Less frequent HPV-related carcinomas histologic types. (A) Clear cell SCC with invasive solid sheets or nests; (B) Clear cell SCC nests composed of cells with ample clear cytoplasm and atypical koilocytes, abrupt keratinization and/or comedo-like necrosis; (C) p16 immunostain positive in the viable clear cells; (D) Chromogenic in situ hybridization for high-risk HPV in clear cell SCC; (E) Medullary carcinoma composed of solid nest of large, poorly differentiated cells and inflammatory cell infiltrate; (F) p16 immunostaining of the tumor cell sheets in medullary SCC; (G) Lymphoepithelioma-like carcinoma showing an inflammatory background with high grade tumor cells isolated or arranged in syncytial trabeculae; (H) p16 immunostain of squamous cells in the lymphoepithelioma-like carcinoma. HPV, human papillomavirus; SCC, squamous cell carcinoma.

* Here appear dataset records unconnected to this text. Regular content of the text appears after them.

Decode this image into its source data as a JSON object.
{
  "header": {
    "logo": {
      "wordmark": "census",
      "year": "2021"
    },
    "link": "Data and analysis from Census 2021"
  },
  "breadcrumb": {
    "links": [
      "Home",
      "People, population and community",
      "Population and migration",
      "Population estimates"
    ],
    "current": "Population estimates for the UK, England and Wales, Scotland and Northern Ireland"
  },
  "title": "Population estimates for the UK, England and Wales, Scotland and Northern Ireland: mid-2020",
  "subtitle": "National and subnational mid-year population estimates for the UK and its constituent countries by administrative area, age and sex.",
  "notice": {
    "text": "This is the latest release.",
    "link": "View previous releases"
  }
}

2.2.6. Medullary and lymphoepithelioma-like carcinoma
Rarely, some poorly differentiated carcinomas with scant or no keratinization may acquire solid or syncytial medullary (Fig. 4E and F) or lymphoepithelioma-like (Fig. 4G and H) features. Tumor- or stroma-associated inflammatory cells are prominent and include lymphocytes, plasma cells, neutrophils, and eosinophils. The differential diagnosis includes a poorly differentiated non-HPV-related usual SCC. HPV detection is helpful for the diagnosis. Literature data regarding the clinical features of these unusual neoplasms are limited. These carcinomas are usually deeply invasive, high-grade tumors, and prone to regional spread [8,9].
2.2.7. Mixed carcinoma
These entities represent up to 20% of penile carcinomas. These are difficult to classify into specific subtypes. A typical example is verrucous hybrid carcinoma, a non-HPV-related mixed carcinoma composed of verrucous carcinoma and usual SCC. Well-defined HPV-related carcinomas may also be mixed with non-HPV-related carcinomas. A typical example of the previous situation is warty carcinoma (HPV positive) mixed with usual SCC (HPV negative) in the same specimen. Rarely, complex verruciform tumors may have a combination of condyloma and warty, verrucous, or papillary carcinoma. HPV-related mixed carcinomas, excluding warty-basaloid carcinomas, may show combinations of two or more patterns such as warty carcinoma-clear cell carcinoma, warty carcinoma-medullary carcinoma, or others.
2.2.8. Giant condyloma
In view of their propensity for malignant transformation, if left untreated, special consideration for inclusion within the malignant tumor category should be given to giant condyloma (also referred as tumor of Buschke-Löwenstein). This is an unusual HPV-related tumor, primarily diagnosed in developing countries, harboring low-risk HPV. It is similar to common condylomas, except for its large size and heterogeneous presentation if left untreated for a long time. A seminal study by Schmauz et al. [21] in Africa described six cases with histological features of large typical condyloma, atypical condylomas, and condylomas with malignant transformation. The foreskin and coronal sulcus are the most frequently involved penile compartments [12]. Macroscopically, it is an exophytic, cauliflower-like tumor, 5 cm–10 cm long. Microscopic features resemble typical condylomas, except in cases with malignant transformation in which usual or sarcomatoid carcinoma can be seen. The distinction from warty carcinoma may be difficult in atypical cases. Immunohistochemistry for p16 is negative [12].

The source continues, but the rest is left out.